Agencies/Islamabad

 

Pakistani President Asif Ali Zardari will visit Iran on Monday for the groundbreaking of a much delayed $7.5bn gas pipeline from Iran to Pakistan, Islamabad announced yesterday.

It will be Zardari’s second visit to Iran since February 27 and comes after officials said a consortium would start work on the pipeline on Pakistani territory on March 11 despite American warnings of possible sanctions.

“President Zardari will visit Iran for the groundbreaking ceremony and it will take place on March 11,” foreign ministry spokesman Moazzam Ahmad Khan told reporters in Islamabad.

He did not give further details but a senior Pakistani official told AFP that the ceremony would be held on the Iran-Pakistan border.

Pakistan suffers from a crushing energy crisis, but the United States says it has offered Islamabad alternative solutions to help avoid sanctions.

“We are not in a fix... we are very clear about it that the pipeline is in our national interest being an energy deficient country,” Khan said.

“Yes we know about their concerns but hope our friends, including the US, will understand our economic compulsions,” said Khan.

Officials have said Monday’s ceremony will mark the start of work on the 780-km pipeline earmarked for the Pakistani side of the border, which is said to cost some $1.5bn.

Although the pipeline on the Iranian side has almost been completed, Pakistan has run into repeated difficulties, both in financing the project and over a US threat of possible sanctions due to Iran’s nuclear activities.

Iran eventually agreed to finance a third of the costs of laying the pipeline through Pakistan, with the work to be carried out by an Iranian company.

Pakistan has made it clear to the United States that it would complete the venture come what may, even at the cost of US sanctions because the project was really important for Pakistan to meet its energy requirements.

The Obama administration has repeatedly warned Islamabad in recent weeks that the project is tantamount to violating American restrictions on major financial deals with Iran that were imposed as part of American efforts to make Tehran abandon its nuclear programme.

According to well-informed Foreign Office circles in Islamabad, Pakistan has at last responded to the repeated warnings from the Obama administration about imposition of harsh sanctions if it goes ahead with the project.

Pakistan has made it clear to Washington through the highest diplomatic channels that it was least bothered about the US sanctions and would complete the project at all costs mainly because it was in its larger national interest.

“We are ready to face economic sanctions for the sake of the people of Pakistan, even though we still believe that the IP project is beyond the scope of relevant UN resolutions which we are obliged to comply with like all other member states,” said a senior Foreign Office official, pleading anonymity.

Currently, Iran is under at least three layers of sanctions that include four rounds of United Nations sanctions, the European Union sanctions and bilateral sanctions by the US, Canada, Australia, Switzerland and Japan.
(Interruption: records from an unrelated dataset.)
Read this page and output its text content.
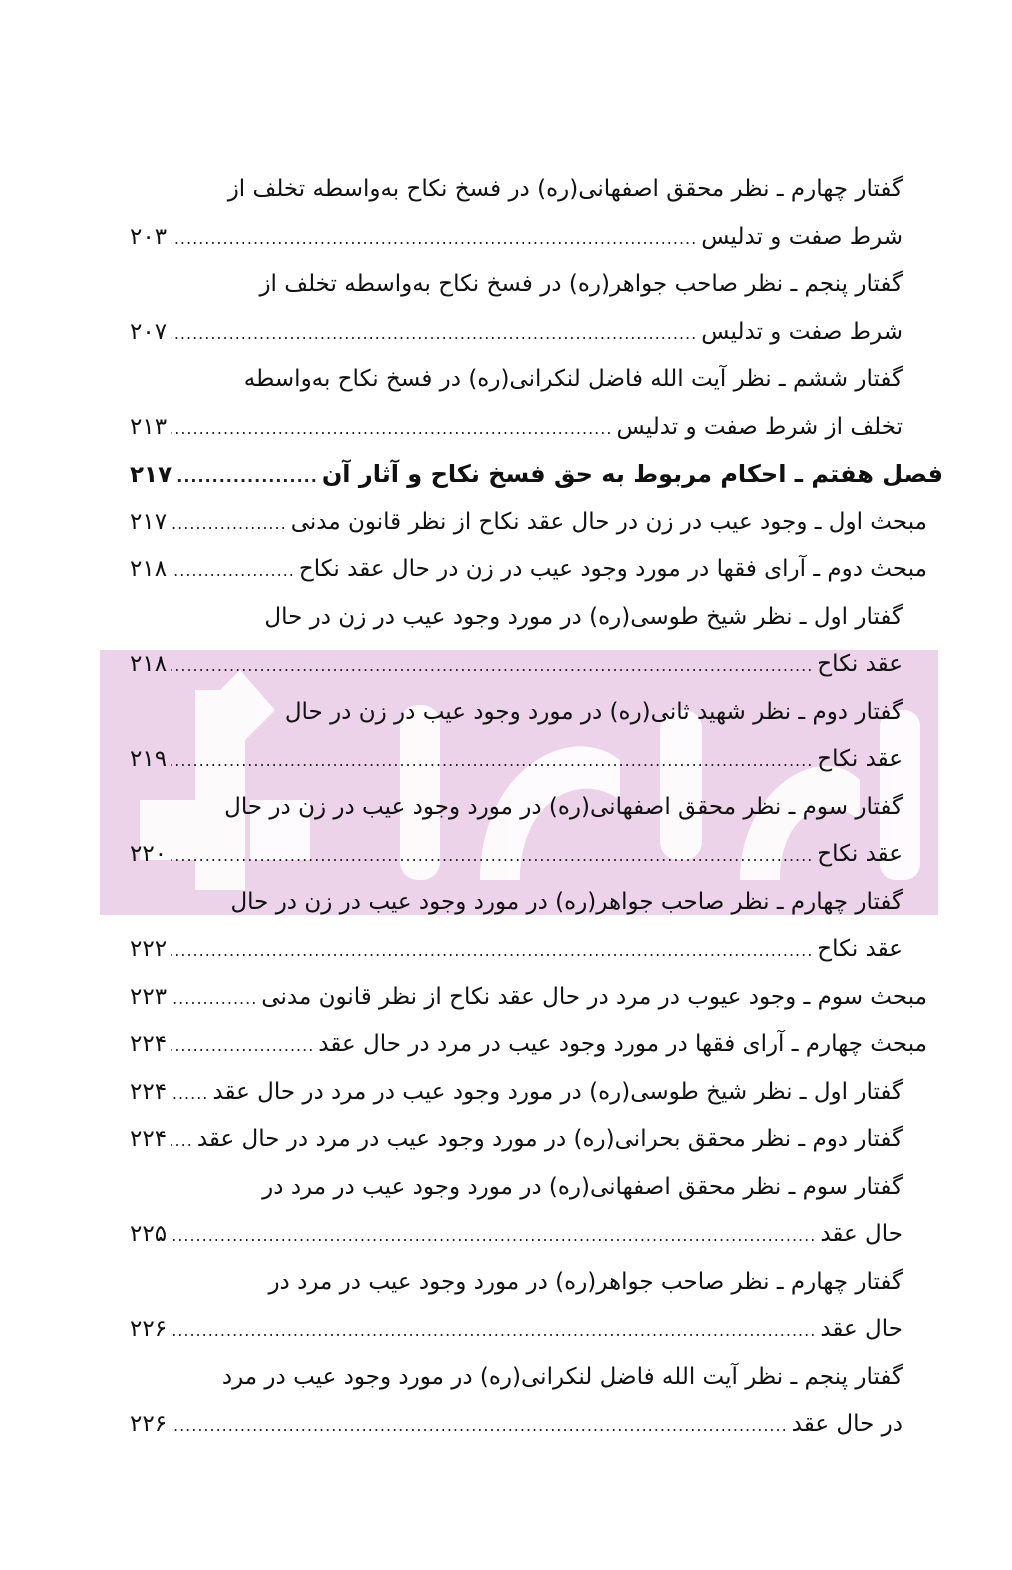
گفتار چهارم ـ نظر محقق اصفهانی(ره) در فسخ نکاح به‌واسطه تخلف از
شرط صفت و تدلیس
.....
۲۰۳
گفتار پنجم ـ نظر صاحب جواهر(ره) در فسخ نکاح به‌واسطه تخلف از
شرط صفت و تدلیس
.....
۲۰۷
گفتار ششم ـ نظر آیت الله فاضل لنکرانی(ره) در فسخ نکاح به‌واسطه
تخلف از شرط صفت و تدلیس
.....
۲۱۳
فصل هفتم ـ احکام مربوط به حق فسخ نکاح و آثار آن
.....
۲۱۷
مبحث اول ـ وجود عیب در زن در حال عقد نکاح از نظر قانون مدنی
.....
۲۱۷
مبحث دوم ـ آرای فقها در مورد وجود عیب در زن در حال عقد نکاح
.....
۲۱۸
گفتار اول ـ نظر شیخ طوسی(ره) در مورد وجود عیب در زن در حال
عقد نکاح
.....
۲۱۸
گفتار دوم ـ نظر شهید ثانی(ره) در مورد وجود عیب در زن در حال
عقد نکاح
.....
۲۱۹
گفتار سوم ـ نظر محقق اصفهانی(ره) در مورد وجود عیب در زن در حال
عقد نکاح
.....
۲۲۰
گفتار چهارم ـ نظر صاحب جواهر(ره) در مورد وجود عیب در زن در حال
عقد نکاح
.....
۲۲۲
مبحث سوم ـ وجود عیوب در مرد در حال عقد نکاح از نظر قانون مدنی
.....
۲۲۳
مبحث چهارم ـ آرای فقها در مورد وجود عیب در مرد در حال عقد
.....
۲۲۴
گفتار اول ـ نظر شیخ طوسی(ره) در مورد وجود عیب در مرد در حال عقد
.....
۲۲۴
گفتار دوم ـ نظر محقق بحرانی(ره) در مورد وجود عیب در مرد در حال عقد
.....
۲۲۴
گفتار سوم ـ نظر محقق اصفهانی(ره) در مورد وجود عیب در مرد در
حال عقد
.....
۲۲۵
گفتار چهارم ـ نظر صاحب جواهر(ره) در مورد وجود عیب در مرد در
حال عقد
.....
۲۲۶
گفتار پنجم ـ نظر آیت الله فاضل لنکرانی(ره) در مورد وجود عیب در مرد
در حال عقد
.....
۲۲۶
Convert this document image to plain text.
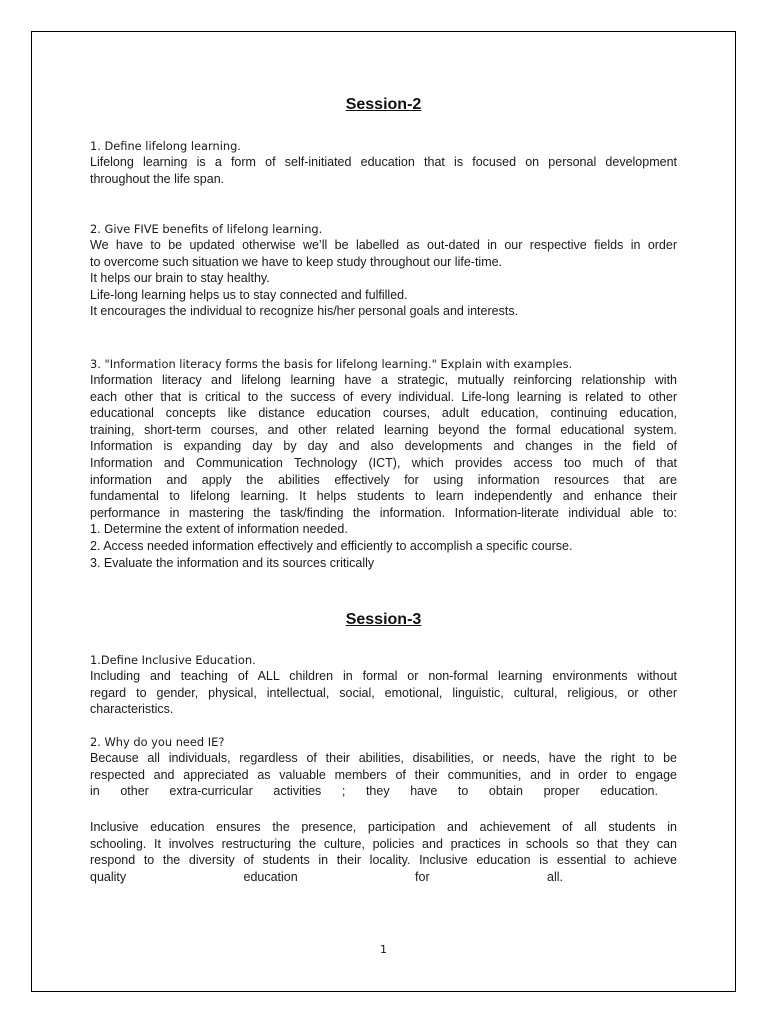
Session-2
1. Define lifelong learning.
Lifelong learning is a form of self-initiated education that is focused on personal development
throughout the life span.
2. Give FIVE benefits of lifelong learning.
We have to be updated otherwise we’ll be labelled as out-dated in our respective fields in order
to overcome such situation we have to keep study throughout our life-time.
It helps our brain to stay healthy.
Life-long learning helps us to stay connected and fulfilled.
It encourages the individual to recognize his/her personal goals and interests.
3. "Information literacy forms the basis for lifelong learning." Explain with examples.
Information literacy and lifelong learning have a strategic, mutually reinforcing relationship with
each other that is critical to the success of every individual. Life-long learning is related to other
educational concepts like distance education courses, adult education, continuing education,
training, short-term courses, and other related learning beyond the formal educational system.
Information is expanding day by day and also developments and changes in the field of
Information and Communication Technology (ICT), which provides access too much of that
information and apply the abilities effectively for using information resources that are
fundamental to lifelong learning. It helps students to learn independently and enhance their
performance in mastering the task/finding the information. Information-literate individual able to:
1. Determine the extent of information needed.
2. Access needed information effectively and efficiently to accomplish a specific course.
3. Evaluate the information and its sources critically
Session-3
1.Define Inclusive Education.
Including and teaching of ALL children in formal or non-formal learning environments without
regard to gender, physical, intellectual, social, emotional, linguistic, cultural, religious, or other
characteristics.
2. Why do you need IE?
Because all individuals, regardless of their abilities, disabilities, or needs, have the right to be
respected and appreciated as valuable members of their communities, and in order to engage
in other extra-curricular activities ; they have to obtain proper education.
Inclusive education ensures the presence, participation and achievement of all students in
schooling. It involves restructuring the culture, policies and practices in schools so that they can
respond to the diversity of students in their locality. Inclusive education is essential to achieve
quality education for all.
1
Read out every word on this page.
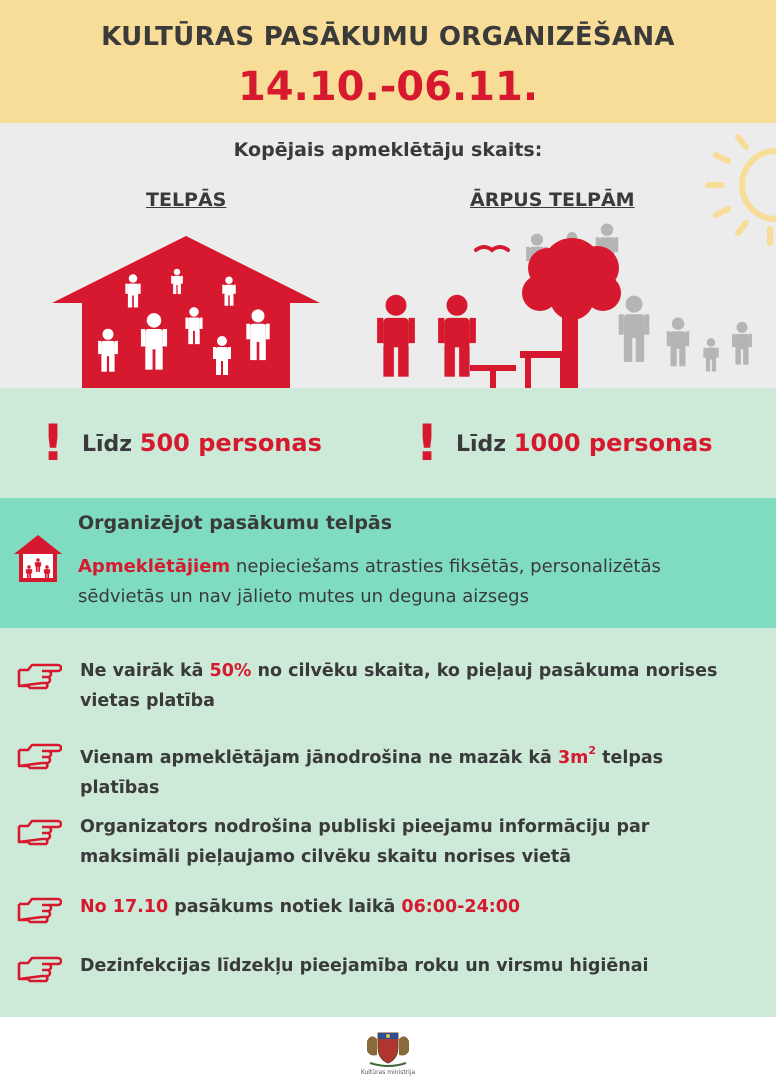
KULTŪRAS PASĀKUMU ORGANIZĒŠANA
14.10.-06.11.
Kopējais apmeklētāju skaits:
TELPĀS	ĀRPUS TELPĀM
! Līdz 500 personas ! Līdz 1000 personas
Organizējot pasākumu telpās
Apmeklētājiem nepieciešams atrasties fiksētās, personalizētās sēdvietās un nav jālieto mutes un deguna aizsegs
Ne vairāk kā 50% no cilvēku skaita, ko pieļauj pasākuma norises vietas platība
Vienam apmeklētājam jānodrošina ne mazāk kā $3m^2$ telpas platības
Organizators nodrošina publiski pieejamu informāciju par maksimāli pieļaujamo cilvēku skaitu norises vietā
No 17.10 pasākums notiek laikā 06:00-24:00
Dezinfekcijas līdzekļu pieejamība roku un virsmu higiēnai
Kultūras ministrija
The US State Department warned last week that the pipeline could attract sanctions.

“It’s in Pakistan’s best interests to avoid any sanction able activity, and we think that we provide and are providing a better way to meet their energy needs,” said the State Department spokesman Patrick Ventrell.

But dismissing the American opposition, President Asif Zardari made it clear on March 2 during an interaction with the mediapersons in Lahore that no power in the world could halt the project.

Asked about the US opposition to the project, the president said Pakistan was a sovereign and independent state and that it would go ahead with the project which was originally conceived by Benazir Bhutto in 1993.

While Pakistani officials have defended the gas project with Iran on several occasions, it was the first time that President Zardari announced his explicit support to the project.

During his meeting with President Zardari in Tehran last week, the Iranian President Ahmadinejad too brushed off the American pressure on the pipeline project, saying the United States cannot affect the project and the gas will reach Pakistan as per the plan.

Advising Pakistan in January 2010 to stay away from the pipeline venture, the Obama administration had offered assistance to Islamabad for a liquefied natural gas terminal besides aiding the import of electricity from Tajikistan through Afghanistan’s Wakhan Corridor.

But the PPP government turned down the US offer and decided to go ahead with the IP, which is also known as “the peace pipeline”.